I hadn't heard of Stephen Vita before but have added it to my blog list, are you a subscriber to his site or just the free newsletter?

A quick question, given what has happened today with the commodities, are you tempted to close out your long positions early? or go short now?

I had problems getting the silver short ETF so instead went short with the HGD on Tuesday morning.


Alex Roslin said...

Congrats on your trade, Silverharp. You're up big-time! I subscribe to Stephen's site, but his free blog has some good stuff too. One of the most useful market blogs out there IMHO.

No silver short ETF so far, but there is one in the application process at the SEC right now, so perhaps soon.

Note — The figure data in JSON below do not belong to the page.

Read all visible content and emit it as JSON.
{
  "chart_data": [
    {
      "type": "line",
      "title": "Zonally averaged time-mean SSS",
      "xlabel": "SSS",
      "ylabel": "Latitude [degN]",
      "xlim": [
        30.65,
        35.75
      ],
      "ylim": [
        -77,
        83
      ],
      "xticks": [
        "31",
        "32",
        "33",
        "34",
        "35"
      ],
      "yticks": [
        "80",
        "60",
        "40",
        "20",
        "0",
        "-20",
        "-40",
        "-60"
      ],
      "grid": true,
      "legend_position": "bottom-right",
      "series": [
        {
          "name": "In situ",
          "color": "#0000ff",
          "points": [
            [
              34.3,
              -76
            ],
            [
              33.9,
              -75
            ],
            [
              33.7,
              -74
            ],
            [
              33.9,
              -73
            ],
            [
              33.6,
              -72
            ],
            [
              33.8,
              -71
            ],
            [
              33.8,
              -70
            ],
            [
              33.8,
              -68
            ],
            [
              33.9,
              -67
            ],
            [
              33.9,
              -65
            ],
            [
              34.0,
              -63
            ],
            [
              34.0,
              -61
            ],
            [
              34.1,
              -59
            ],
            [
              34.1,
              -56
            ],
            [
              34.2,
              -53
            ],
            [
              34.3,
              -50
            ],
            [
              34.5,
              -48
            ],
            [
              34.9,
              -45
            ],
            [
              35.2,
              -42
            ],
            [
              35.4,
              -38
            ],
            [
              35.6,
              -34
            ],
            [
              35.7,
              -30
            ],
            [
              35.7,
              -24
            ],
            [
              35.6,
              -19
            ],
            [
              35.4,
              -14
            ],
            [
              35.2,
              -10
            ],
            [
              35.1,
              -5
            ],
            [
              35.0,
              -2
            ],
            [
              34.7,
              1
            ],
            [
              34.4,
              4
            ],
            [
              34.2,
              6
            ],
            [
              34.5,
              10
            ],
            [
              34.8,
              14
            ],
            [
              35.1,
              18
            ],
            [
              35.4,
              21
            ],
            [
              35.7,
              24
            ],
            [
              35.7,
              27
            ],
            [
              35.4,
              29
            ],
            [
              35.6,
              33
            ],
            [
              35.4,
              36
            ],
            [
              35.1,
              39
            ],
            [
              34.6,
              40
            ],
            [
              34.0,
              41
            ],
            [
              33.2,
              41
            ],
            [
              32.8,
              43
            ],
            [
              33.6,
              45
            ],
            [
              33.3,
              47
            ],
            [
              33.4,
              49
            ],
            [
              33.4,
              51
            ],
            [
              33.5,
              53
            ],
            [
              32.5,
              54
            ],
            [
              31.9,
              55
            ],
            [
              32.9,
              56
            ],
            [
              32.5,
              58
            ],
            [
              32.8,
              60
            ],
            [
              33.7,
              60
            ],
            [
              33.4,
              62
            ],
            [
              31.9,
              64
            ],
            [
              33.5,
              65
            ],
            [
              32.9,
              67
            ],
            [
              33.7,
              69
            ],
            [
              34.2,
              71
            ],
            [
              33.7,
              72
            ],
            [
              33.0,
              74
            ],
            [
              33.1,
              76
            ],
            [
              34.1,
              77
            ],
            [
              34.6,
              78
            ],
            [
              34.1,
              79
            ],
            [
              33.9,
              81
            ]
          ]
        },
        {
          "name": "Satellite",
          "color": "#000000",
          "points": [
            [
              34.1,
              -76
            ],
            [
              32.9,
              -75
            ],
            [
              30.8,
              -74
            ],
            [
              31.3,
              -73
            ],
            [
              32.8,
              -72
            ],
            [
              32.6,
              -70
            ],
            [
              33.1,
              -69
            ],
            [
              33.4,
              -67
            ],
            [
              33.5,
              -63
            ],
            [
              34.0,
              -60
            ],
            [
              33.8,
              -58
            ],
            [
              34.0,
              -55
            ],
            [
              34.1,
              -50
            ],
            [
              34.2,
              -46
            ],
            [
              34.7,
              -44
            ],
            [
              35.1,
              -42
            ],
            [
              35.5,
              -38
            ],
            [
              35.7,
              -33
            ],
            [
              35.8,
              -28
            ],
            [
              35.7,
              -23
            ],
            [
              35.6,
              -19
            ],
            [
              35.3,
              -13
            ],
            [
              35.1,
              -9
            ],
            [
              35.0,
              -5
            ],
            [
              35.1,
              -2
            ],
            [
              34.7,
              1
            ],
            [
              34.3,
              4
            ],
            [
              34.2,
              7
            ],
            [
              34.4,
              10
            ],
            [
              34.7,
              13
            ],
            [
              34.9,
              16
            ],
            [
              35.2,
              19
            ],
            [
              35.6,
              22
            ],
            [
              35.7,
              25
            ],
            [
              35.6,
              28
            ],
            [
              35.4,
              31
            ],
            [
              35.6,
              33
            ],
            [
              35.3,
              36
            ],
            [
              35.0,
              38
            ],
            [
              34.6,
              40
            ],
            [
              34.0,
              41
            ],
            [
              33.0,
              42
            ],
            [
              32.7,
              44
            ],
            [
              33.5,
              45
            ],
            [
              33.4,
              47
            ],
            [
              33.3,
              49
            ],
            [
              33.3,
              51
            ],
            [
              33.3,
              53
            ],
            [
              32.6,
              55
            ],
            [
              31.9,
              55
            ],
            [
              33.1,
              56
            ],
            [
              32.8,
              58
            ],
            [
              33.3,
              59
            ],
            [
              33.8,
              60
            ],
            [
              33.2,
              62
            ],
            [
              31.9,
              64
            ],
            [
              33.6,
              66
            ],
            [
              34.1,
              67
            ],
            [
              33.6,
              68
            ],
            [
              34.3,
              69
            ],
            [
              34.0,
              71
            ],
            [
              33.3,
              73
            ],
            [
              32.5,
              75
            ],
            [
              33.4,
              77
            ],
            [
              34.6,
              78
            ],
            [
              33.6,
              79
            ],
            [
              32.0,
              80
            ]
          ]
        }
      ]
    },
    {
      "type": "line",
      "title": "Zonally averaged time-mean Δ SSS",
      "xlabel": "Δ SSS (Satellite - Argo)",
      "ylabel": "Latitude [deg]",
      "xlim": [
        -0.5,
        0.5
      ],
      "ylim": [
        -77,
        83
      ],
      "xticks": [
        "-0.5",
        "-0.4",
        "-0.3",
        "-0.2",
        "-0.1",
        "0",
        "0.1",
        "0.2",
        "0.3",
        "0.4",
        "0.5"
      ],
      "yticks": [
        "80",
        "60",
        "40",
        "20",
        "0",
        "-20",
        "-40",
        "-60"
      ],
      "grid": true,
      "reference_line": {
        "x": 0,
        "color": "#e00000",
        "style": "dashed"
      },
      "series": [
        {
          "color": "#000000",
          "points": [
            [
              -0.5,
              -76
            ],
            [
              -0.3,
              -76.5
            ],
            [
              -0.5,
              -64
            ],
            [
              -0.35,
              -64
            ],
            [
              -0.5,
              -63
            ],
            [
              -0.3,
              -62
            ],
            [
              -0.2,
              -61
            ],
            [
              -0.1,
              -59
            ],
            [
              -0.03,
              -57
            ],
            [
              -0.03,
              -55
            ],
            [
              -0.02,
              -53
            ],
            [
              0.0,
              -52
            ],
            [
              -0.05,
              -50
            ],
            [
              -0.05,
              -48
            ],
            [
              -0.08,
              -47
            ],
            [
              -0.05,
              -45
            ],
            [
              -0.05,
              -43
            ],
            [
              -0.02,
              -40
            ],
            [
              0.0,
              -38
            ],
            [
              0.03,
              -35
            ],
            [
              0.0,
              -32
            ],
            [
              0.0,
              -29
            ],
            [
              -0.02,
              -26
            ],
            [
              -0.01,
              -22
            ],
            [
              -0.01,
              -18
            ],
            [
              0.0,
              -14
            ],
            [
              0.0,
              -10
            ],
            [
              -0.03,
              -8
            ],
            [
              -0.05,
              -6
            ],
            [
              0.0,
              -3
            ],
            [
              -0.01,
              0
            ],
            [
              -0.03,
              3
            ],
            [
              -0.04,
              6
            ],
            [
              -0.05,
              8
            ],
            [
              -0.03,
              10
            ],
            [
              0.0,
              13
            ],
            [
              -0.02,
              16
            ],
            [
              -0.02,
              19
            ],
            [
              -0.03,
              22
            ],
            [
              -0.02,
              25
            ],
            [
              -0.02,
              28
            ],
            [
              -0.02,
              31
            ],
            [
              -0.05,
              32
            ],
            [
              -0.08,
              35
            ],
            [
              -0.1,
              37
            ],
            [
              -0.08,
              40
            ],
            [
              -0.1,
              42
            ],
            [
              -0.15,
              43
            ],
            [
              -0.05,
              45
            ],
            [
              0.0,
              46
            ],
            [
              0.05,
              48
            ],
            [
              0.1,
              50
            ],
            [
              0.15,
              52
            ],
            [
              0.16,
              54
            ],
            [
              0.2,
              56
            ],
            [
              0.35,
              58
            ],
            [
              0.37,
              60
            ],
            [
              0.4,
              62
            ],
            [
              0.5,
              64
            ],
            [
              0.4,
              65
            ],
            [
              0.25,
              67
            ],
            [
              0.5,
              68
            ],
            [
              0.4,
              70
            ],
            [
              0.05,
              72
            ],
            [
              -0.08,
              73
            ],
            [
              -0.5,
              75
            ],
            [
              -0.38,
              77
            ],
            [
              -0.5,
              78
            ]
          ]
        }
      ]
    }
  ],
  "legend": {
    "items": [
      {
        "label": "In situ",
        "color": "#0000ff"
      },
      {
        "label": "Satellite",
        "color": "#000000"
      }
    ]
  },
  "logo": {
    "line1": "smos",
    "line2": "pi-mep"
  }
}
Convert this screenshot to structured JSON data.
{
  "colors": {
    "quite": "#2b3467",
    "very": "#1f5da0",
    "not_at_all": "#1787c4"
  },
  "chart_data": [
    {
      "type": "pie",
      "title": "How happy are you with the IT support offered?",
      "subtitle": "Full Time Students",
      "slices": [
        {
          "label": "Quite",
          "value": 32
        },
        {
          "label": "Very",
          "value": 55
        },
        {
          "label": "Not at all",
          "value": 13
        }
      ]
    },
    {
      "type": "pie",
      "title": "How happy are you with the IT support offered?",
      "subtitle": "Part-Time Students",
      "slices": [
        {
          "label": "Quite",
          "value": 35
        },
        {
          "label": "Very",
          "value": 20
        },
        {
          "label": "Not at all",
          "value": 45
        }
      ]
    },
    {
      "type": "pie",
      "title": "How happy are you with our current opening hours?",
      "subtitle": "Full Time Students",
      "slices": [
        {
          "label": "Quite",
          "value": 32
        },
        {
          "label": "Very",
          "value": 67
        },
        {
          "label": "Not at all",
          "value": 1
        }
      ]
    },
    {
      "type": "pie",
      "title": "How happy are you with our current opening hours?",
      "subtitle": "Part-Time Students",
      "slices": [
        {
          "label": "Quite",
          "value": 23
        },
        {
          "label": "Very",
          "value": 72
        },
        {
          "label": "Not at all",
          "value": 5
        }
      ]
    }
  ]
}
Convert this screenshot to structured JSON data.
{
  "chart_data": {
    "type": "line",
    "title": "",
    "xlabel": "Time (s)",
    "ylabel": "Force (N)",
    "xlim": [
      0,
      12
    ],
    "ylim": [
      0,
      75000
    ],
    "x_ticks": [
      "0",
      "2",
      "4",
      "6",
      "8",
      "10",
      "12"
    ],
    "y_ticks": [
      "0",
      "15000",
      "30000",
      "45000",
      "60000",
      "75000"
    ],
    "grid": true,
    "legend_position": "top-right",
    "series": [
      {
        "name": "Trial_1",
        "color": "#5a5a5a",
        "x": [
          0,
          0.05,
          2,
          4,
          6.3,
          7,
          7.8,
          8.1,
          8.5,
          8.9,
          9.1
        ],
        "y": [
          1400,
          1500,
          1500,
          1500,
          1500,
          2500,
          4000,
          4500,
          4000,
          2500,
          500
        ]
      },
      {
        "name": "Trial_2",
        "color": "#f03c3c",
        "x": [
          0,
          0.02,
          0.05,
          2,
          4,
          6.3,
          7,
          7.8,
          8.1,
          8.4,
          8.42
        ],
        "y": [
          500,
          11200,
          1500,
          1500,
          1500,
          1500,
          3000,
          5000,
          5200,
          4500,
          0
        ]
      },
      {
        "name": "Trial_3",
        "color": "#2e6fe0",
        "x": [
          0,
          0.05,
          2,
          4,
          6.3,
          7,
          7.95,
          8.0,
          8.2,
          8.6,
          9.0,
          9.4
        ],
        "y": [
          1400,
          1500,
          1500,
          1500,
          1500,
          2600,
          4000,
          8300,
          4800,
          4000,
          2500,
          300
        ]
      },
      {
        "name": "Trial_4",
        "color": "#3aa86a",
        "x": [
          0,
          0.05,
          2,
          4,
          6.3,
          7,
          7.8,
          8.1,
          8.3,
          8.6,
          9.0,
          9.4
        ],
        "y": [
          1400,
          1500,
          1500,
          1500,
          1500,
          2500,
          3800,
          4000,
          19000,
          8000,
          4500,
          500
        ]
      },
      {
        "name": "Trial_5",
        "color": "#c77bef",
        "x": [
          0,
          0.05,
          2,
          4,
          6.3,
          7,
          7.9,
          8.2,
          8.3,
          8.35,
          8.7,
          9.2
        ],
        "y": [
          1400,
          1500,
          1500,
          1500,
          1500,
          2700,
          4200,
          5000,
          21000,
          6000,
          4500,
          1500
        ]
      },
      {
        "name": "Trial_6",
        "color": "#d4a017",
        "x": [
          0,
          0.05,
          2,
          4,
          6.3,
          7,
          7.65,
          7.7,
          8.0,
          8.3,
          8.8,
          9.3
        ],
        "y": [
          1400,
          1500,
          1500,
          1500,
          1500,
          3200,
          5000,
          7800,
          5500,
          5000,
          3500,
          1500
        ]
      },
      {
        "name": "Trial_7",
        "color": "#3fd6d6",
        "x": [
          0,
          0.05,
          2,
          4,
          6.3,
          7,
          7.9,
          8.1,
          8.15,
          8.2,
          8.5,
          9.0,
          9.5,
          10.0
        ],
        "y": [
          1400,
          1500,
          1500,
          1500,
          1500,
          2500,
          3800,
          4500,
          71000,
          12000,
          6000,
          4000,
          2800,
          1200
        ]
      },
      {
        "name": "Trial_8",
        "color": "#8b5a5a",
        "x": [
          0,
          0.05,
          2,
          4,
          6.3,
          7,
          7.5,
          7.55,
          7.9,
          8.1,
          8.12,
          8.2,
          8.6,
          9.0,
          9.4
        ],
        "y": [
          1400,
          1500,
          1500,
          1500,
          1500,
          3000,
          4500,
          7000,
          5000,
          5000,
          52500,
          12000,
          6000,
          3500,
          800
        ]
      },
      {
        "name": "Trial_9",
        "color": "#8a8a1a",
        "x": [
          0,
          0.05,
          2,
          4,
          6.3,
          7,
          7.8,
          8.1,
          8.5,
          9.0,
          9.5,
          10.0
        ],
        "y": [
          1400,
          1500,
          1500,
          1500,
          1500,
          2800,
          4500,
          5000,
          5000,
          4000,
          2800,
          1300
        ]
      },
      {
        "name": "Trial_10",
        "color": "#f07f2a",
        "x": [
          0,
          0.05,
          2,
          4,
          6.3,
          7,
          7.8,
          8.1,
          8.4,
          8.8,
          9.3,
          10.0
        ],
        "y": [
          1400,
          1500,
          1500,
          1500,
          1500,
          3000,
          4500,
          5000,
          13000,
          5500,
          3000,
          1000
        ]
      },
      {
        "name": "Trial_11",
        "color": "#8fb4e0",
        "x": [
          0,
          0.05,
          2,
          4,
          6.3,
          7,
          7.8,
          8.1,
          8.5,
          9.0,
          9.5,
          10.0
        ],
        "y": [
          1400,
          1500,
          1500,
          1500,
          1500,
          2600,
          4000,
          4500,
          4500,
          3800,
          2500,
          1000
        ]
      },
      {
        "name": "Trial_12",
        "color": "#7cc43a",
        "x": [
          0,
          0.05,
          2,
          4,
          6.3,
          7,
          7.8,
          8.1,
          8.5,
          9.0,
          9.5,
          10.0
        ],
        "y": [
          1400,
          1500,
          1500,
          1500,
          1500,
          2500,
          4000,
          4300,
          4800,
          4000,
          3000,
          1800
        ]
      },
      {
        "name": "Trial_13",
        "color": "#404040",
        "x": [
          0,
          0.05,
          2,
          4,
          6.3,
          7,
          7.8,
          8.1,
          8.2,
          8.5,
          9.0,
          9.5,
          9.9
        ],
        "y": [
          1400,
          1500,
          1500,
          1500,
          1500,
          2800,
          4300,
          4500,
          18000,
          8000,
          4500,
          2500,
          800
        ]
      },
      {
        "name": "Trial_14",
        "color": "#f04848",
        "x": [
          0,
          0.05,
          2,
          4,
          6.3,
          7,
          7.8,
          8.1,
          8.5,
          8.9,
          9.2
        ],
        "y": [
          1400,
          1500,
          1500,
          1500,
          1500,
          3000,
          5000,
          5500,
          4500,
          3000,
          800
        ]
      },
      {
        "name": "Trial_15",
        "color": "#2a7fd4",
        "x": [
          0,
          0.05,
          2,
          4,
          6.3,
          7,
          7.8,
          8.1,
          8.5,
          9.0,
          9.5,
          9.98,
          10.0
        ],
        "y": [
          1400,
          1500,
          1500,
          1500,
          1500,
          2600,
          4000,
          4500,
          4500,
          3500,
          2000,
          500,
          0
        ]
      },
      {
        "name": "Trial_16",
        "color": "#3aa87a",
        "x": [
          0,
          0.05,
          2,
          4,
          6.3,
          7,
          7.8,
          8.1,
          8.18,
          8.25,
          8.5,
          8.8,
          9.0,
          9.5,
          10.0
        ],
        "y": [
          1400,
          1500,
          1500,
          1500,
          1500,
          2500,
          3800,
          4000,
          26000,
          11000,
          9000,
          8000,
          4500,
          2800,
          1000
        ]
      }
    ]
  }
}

As for me, I hadn't even thought of heading out early. A move like today often leads to a counter snap in the other direction. But that's not actually my reasoning. If you're going to follow a trading system, you have to follow it like a religion or there's no point.

Here's a couple of good Pardo quotes on that: "It is the following of the well-tested trading strategy with exactitude, and without exception, that is the greatest assurance of long-term trading success. Conversely, deviation from such a well-tested trading strategy will most often lead to trading loss."

And this: "Even the discretionary trader trades with a plan and systematically determines entries, exits, trade size, and so forth. Trading without a well-defined plan has the same likely outcome as doing anything without a plan - failure."


Anonymous said...

Your site is interesting but you don't have a trading system. You have anecdotal data that you've cleaned from recent COT reports. If you can't back test this over at least three types of economic cycles, it's utterly coin flipping prone to failure.

Alex Roslin said...

Hi Anonymous,

Thanks for your comment. I believe the various bears, bulls and trading ranges since 1995 would constitute a good number more than three different economic cycles in most of the markets studied.